- Interactive map of the Jaffer Fuddoo Dispensary and Clock Tower area

General information
- Type: Clock tower (former public dispensary)
- Location: Meriwether Road, Kharadar, Karachi, Sindh, Pakistan
- Coordinates: 24°51′10″N 66°59′42″E﻿ / ﻿24.8529°N 66.9950°E
- Groundbreaking: 1904
- Completed: 1904
- Inaugurated: 1904
- Renovated: 1988–1989 (adapted for Kutiyana Memon Hospital)
- Owner: Kutiyana Memon Hospital Trust (leased from Karachi Metropolitan Corporation)

Technical details
- Material: Local Karachi sandstone
- Floor count: 3

= Jaffer Fuddoo Dispensary =

Clock tower in Karachi

The Jaffer Fuddoo Dispensary, also spelled as Jaffer Fadoo Dispensary, is a clock tower and formerly was a dispensary in Kharadar, Karachi, Pakistan.
==History==
This clock tower was built in 1904. In those days, the trend of tying a watch on the wrist was not common yet. Hence, clock towers in the cities and towns were needed. Many People and workers used to leave for and quit work on hearing the clock tower's ringing sound at their appointed times. It now functions as the administrative block for Kutiyana Memon Hospital (KMH).

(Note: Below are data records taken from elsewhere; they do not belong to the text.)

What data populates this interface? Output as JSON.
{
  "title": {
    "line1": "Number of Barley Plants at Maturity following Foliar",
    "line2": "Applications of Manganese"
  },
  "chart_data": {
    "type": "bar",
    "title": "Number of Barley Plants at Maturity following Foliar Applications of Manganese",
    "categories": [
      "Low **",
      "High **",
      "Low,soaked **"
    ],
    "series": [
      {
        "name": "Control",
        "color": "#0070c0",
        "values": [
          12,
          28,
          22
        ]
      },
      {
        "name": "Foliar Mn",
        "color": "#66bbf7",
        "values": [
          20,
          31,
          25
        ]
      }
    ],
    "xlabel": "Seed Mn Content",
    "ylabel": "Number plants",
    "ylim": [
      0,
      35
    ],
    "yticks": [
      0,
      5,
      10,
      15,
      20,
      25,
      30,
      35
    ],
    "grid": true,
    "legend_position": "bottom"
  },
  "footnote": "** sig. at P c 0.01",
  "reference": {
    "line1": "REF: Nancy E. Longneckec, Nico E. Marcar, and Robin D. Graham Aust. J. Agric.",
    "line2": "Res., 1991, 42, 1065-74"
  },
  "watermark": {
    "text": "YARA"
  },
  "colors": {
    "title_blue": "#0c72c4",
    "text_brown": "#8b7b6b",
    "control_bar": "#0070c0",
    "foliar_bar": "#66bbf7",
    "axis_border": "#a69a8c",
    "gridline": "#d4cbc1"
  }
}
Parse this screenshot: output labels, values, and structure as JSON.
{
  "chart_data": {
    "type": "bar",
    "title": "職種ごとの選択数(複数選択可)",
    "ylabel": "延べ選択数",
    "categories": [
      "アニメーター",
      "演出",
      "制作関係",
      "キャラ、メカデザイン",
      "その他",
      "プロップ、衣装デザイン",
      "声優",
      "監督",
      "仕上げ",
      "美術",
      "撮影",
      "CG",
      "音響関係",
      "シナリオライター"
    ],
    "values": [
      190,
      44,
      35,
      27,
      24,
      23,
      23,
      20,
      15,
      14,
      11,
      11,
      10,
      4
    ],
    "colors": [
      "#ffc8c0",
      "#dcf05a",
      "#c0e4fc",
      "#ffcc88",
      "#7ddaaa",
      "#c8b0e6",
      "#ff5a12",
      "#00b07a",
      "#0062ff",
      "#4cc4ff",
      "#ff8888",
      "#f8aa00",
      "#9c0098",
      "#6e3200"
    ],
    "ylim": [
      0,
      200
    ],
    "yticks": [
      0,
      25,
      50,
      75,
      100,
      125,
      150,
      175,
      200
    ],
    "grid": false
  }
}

It was constructed, in 1904, by a Muslim philanthropist of Karachi, Jaffer Fuddoo.

After completing his school matriculation (10th grade of basic education in British India), Fuddoo trained as a medical practitioner at Civil Hospital, Karachi and established the dispensary to aid the underprivileged in Karachi. Recognized for his commitment, he received the King George V Coronation Medal in 1911.

The facility was leased by Karachi Metropolitan Corporation in 1988-89 to serve the Kutiyana Memon community. The building features solid sandstone, an arched entrance, and elegant windows.